Our planet doesn’t have rings. Neither do any of the other planets. Saturn is strange. It shows the vastness of the universe, even in our solar system. Even in the nearness of our orbit. It has the debris of crushed planets and infinite, infinitesimal dust born billions of years ago, coalescing elliptically and spinning endlessly without any concern for our pettiness. It is, and it isn’t, in a shudderingly inhuman way.
Yeah, but goddamn, we have a satellite there right now, for about seven more minutes. It is traveling, the broadcaster tells me, at 75,000 miles an hour “breathlessly toward the end of mission.” What an achievement! What an impossible accomplishment.
And think of it. In six minutes it will transmit its last messages. Those will take less than an hour to transverse our solar system, far more distance than any human has ever experienced. They’ll run through the cold empty spaces, giving us its last gasp of knowledge, sending us information even after it burns and dies so far away from everyone who has ever cared about it.
Two minutes now.
It is plunging. “The spacecraft is losing the battle with the atmosphere.” It’s being pulled into its final throes. 30 seconds. It is about to be turned briefly into fire, and then nothingness.
“Signal from the spacecraft is gone, and in the next 30 seconds, so will be the spacecraft…I’m going to call this end of mission.”
And so it is over. The spacecraft is gone, even as its last lonely messages shoot across the 746 million miles that separate our worlds at their closest. Those 746 million miles that make the difference between our literature and nothingness, between everything you’ve ever known and the deadness of eternity. Between your memories and a planet that doesn’t care, doesn’t recognize, and doesn’t know anything you’ve ever felt.
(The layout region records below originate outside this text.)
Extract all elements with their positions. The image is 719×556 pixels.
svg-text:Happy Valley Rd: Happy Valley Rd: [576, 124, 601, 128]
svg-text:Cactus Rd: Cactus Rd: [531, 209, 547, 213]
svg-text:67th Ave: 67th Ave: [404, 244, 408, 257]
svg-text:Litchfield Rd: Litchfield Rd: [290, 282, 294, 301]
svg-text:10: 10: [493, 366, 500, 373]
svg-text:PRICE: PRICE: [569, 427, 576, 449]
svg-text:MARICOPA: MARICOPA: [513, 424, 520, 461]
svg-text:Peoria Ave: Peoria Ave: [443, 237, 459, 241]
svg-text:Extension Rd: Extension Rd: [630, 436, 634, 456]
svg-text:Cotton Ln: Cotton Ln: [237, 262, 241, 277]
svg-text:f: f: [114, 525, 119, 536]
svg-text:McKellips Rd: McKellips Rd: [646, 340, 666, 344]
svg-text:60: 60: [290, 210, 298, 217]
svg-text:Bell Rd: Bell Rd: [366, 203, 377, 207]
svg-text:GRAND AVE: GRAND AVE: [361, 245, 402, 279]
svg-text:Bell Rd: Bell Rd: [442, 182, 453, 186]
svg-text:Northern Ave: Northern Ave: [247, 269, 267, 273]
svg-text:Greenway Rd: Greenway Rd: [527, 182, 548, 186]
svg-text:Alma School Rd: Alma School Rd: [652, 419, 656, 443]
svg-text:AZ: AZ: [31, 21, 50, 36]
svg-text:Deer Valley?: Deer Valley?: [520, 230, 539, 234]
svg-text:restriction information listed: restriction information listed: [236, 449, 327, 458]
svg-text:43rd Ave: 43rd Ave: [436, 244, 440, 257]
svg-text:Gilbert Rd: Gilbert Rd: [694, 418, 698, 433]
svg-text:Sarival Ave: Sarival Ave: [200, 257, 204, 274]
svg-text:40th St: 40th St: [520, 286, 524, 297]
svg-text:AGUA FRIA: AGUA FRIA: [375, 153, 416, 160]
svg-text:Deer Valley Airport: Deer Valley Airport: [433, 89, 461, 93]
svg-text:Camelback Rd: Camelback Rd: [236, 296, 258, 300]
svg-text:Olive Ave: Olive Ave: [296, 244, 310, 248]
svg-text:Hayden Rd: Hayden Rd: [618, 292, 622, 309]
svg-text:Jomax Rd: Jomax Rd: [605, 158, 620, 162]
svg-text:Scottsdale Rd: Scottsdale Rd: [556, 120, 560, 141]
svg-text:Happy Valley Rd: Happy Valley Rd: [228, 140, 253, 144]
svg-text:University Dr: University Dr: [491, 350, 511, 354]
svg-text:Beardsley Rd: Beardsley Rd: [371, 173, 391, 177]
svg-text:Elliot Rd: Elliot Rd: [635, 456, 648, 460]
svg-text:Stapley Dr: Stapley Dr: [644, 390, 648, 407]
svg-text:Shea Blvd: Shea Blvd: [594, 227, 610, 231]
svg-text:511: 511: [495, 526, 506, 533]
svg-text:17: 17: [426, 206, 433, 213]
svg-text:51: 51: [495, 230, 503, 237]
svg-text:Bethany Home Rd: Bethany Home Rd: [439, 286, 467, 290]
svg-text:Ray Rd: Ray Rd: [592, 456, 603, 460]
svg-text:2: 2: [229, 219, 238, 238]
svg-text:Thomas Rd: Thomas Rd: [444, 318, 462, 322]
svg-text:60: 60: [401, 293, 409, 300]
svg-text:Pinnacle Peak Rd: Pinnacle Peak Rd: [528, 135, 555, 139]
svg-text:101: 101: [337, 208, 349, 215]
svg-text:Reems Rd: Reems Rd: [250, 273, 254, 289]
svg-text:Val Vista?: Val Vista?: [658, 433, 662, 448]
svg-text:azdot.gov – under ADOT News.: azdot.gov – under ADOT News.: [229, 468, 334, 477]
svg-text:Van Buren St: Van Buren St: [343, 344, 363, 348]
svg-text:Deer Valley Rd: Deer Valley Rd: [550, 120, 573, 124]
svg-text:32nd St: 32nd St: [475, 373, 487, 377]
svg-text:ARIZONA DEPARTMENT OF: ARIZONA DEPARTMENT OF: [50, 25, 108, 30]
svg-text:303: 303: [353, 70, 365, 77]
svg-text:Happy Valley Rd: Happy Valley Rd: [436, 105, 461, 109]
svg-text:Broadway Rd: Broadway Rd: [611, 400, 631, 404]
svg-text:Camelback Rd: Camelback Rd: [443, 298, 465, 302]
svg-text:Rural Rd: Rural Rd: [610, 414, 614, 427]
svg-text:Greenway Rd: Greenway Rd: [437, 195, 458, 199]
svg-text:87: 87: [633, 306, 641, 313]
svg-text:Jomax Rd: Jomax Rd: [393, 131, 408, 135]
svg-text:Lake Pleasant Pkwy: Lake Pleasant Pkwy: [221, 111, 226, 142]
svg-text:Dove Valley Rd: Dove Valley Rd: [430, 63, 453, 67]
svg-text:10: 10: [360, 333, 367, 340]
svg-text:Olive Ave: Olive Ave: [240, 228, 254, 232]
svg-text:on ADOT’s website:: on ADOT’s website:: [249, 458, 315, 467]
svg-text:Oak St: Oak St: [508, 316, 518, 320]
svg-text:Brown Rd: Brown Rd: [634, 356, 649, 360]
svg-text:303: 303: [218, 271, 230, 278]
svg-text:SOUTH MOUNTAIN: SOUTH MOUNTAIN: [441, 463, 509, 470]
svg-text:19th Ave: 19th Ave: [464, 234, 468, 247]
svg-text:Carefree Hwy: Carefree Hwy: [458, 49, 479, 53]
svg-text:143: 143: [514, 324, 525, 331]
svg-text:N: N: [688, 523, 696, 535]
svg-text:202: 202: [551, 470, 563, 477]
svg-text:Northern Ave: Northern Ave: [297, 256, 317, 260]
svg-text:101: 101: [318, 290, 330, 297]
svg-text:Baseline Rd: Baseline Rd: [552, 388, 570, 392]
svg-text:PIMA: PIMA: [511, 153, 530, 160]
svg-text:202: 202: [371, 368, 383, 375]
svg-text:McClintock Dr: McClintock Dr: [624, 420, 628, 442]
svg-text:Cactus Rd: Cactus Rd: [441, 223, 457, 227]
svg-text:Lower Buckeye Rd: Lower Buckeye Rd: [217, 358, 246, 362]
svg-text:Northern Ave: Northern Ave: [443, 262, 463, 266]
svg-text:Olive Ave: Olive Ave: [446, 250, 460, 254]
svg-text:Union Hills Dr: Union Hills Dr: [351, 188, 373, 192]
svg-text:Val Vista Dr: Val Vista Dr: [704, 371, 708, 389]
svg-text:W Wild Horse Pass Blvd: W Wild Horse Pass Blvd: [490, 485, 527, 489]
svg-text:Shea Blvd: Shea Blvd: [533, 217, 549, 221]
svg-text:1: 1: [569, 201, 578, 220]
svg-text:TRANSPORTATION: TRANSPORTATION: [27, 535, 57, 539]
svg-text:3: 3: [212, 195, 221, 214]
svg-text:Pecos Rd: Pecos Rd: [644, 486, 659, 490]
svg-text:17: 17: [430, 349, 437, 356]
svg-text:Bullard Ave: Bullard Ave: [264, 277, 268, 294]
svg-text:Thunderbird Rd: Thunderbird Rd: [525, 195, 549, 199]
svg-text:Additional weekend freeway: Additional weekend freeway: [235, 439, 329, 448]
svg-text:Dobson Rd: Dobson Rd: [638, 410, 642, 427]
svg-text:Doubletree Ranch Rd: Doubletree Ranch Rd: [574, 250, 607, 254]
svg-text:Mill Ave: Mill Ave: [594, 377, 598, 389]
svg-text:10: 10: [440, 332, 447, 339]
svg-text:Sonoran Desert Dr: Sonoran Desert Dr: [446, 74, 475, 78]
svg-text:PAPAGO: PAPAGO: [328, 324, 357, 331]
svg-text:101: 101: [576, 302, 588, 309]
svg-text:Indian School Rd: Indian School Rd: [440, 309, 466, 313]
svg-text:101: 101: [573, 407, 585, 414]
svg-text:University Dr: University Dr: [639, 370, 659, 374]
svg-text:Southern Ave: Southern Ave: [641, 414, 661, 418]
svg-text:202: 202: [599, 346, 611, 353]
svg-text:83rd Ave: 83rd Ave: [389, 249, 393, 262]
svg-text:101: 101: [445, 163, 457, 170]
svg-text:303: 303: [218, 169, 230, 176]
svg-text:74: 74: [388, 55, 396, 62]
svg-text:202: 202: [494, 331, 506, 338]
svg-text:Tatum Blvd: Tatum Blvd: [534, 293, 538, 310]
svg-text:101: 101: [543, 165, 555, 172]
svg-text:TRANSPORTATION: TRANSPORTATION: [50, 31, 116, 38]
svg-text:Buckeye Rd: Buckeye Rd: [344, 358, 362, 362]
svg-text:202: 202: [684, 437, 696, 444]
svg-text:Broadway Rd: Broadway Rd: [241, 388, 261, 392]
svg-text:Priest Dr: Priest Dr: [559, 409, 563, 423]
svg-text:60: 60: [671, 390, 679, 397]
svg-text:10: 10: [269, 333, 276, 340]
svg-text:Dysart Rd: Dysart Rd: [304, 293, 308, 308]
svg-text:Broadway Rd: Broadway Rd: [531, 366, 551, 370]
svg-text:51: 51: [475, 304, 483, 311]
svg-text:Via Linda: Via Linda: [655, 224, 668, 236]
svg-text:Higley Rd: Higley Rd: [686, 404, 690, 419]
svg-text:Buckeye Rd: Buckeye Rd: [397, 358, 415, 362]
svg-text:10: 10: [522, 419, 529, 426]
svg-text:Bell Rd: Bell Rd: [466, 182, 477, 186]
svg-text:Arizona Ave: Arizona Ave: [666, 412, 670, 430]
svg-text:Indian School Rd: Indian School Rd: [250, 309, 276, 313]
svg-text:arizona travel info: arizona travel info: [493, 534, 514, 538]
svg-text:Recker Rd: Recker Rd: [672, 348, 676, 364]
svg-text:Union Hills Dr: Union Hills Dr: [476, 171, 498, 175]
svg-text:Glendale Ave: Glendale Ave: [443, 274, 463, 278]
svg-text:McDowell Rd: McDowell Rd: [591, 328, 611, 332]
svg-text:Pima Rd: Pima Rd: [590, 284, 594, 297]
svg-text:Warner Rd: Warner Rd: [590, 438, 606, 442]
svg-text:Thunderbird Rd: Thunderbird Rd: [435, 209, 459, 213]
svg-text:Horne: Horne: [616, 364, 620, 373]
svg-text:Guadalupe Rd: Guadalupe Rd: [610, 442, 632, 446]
But isn’t that exciting? In the smallness of our lives people sent a satellite to Saturn, looked at the seas of Titans, the gullies of an alien moon, the watery plumes from the south pole of Encedalus. We’ve learned more about the universe in the briefest candle of our time here than anyone in humanity’s short history.
So maybe there is hope. We’re short-minded and stupid and do dumb stuff all the time, and we seem to be rushing toward catastrophe. Maybe in a billion years the life that might yet develop on Encedalus will send a probe toward earth, or whatever name they’ll give it, plucked from their own shoaled mythologies, and maybe discover in the wreckage that there was once a civilization here.
Maybe they’ll see that we had weapons of fierce and terrifying power, and that we had covered our lands in plastic, and that we choked the seas. And maybe they’ll see that we built structures that touched the sky. Maybe they’ll see that we couldn’t sustain this wild gift we stumbled upon. But maybe they’ll see something else.
Maybe they’ll find a buried record of what humans accomplished even as we rushed toward our own end. Maybe they’ll see that brilliant, dedicated people created a small bleeping hero that touched their home somewhere in the distance of time, in the past that seemed dead to them. And they’ll understand that their place in the infinity of space is as small as ours, but also understand that, in a real sense, it is all-encompassing. It is all they have, and all they’ll ever have. And maybe that will change them.
Maybe we’ll briefly meet, ghosts across time, a fading signal rushing bravely through the darkness.
Maybe, this isn’t the end.
The mission is a metaphor for our own lives. Set on our course through the same vast universe, we seek to learn and record our experience, and flame out at the end of our lives. Cassini would not have had cause to question whether any of it had been worthwhile or meaningful. The metaphor isn’t perfect. But it seems to me as if we reached a finger out to touch the stars – something very human about this machine that fell to its end today.